Homosexualität ist zum Glück längst kein Tabu Thema mehr. Obwohl mehrheitlich auf der Welt Homosexualität nicht mehr mit dem Tode bestraft wird, ist es doch immer noch bei vielen ein Dorn im Auge oder etwas unnatürliches.

Homosexuelle werden leider immer noch viel zu häufig diskriminiert. Das muss nicht einmal direkt sichtbar sein mit Äusserungen wie z.B. du Schwuchtel, du Homo...Die Gesellschaft treibt es soweit, das sich etwa jeder 5. Minderjährige homosexuelle sich das Leben nimmt, da diese Personen mit der Situation nicht klarkommen. Das liegt nicht (wie teilweise angenommen) an der Sexualität an sich, sondern lediglich an dessen Akzeptanz. Niemand sucht sich die Sexualität aus, nur wie man damit Umgeht ist verschieden.
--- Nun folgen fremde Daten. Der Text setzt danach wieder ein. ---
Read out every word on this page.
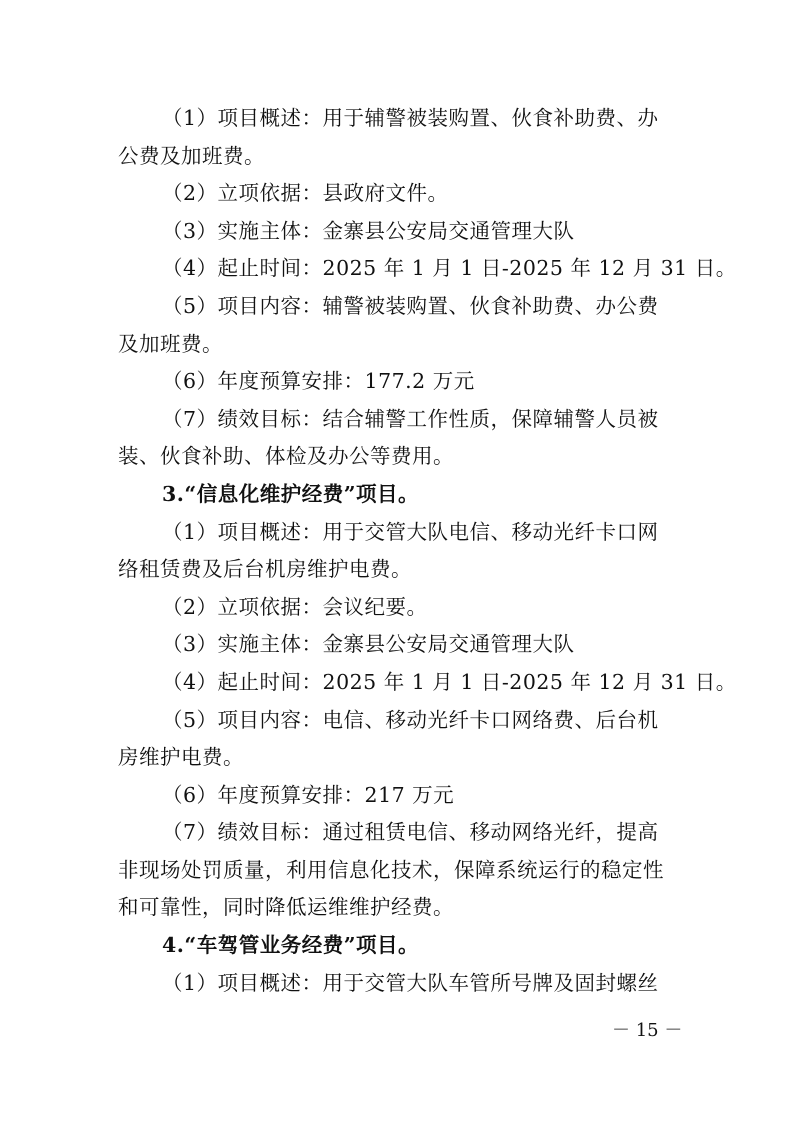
（1）项目概述：用于辅警被装购置、伙食补助费、办
公费及加班费。
（2）立项依据：县政府文件。
（3）实施主体：金寨县公安局交通管理大队
（4）起止时间：2025 年 1 月 1 日-2025 年 12 月 31 日。
（5）项目内容：辅警被装购置、伙食补助费、办公费
及加班费。
（6）年度预算安排：177.2 万元
（7）绩效目标：结合辅警工作性质，保障辅警人员被
装、伙食补助、体检及办公等费用。
3.“信息化维护经费”项目。
（1）项目概述：用于交管大队电信、移动光纤卡口网
络租赁费及后台机房维护电费。
（2）立项依据：会议纪要。
（3）实施主体：金寨县公安局交通管理大队
（4）起止时间：2025 年 1 月 1 日-2025 年 12 月 31 日。
（5）项目内容：电信、移动光纤卡口网络费、后台机
房维护电费。
（6）年度预算安排：217 万元
（7）绩效目标：通过租赁电信、移动网络光纤，提高
非现场处罚质量，利用信息化技术，保障系统运行的稳定性
和可靠性，同时降低运维维护经费。
4.“车驾管业务经费”项目。
（1）项目概述：用于交管大队车管所号牌及固封螺丝
－ 15 －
Es sollte eigentlich selbstverständlich sein, dass jeder Mensch vor dem Gesetz gleich ist, trotzdem sieht es in der Praxis anders aus. Warum muss man so etwas wie die "Homo-Ehe" überhaupt noch diskutieren. Der Staat sollte doch von der Kirche getrennt sein, und damit auch die Definition Ehe. Die Kirche soll den Glauben vermitteln, nicht die Gesetze. Ausserdem gibt es auch in der evangelischen Kirche zahlreiche Anhänger der Adoption und Ehe für homosexuelle.

Es gibt leider viele Leute, besonders aus der SVP und EDU welche das Gefühl haben Homosexuelle seinen "selber Schuld" das sie diskriminiert werden, oder „Die sollen sich nicht immer so in der Opfer-Rolle sehen“. Also wenn man nur schon von Gesetzes wegen nicht die gleichen Rechte hat wie z.B. Ehe, Adoption, Blutspende-verbot etc. (früher sogar noch als Militäruntauglich erklärt) frage ich mich ob diese Leute so blöd sind oder einfach nur gerne provozieren. Selbst wenn man nichts mit Homosexualität zu tun haben will, ist es eine Frechheit zu sagen was sie dürfen und was nicht.

Die CVP-Initiative steht an, die ja ausdrücklich die Ehe für homosexuelle per Definition verbietet. Sie ist aus diesem Grund abzulehnen, um diesen herben Rückschritt zu verhindern.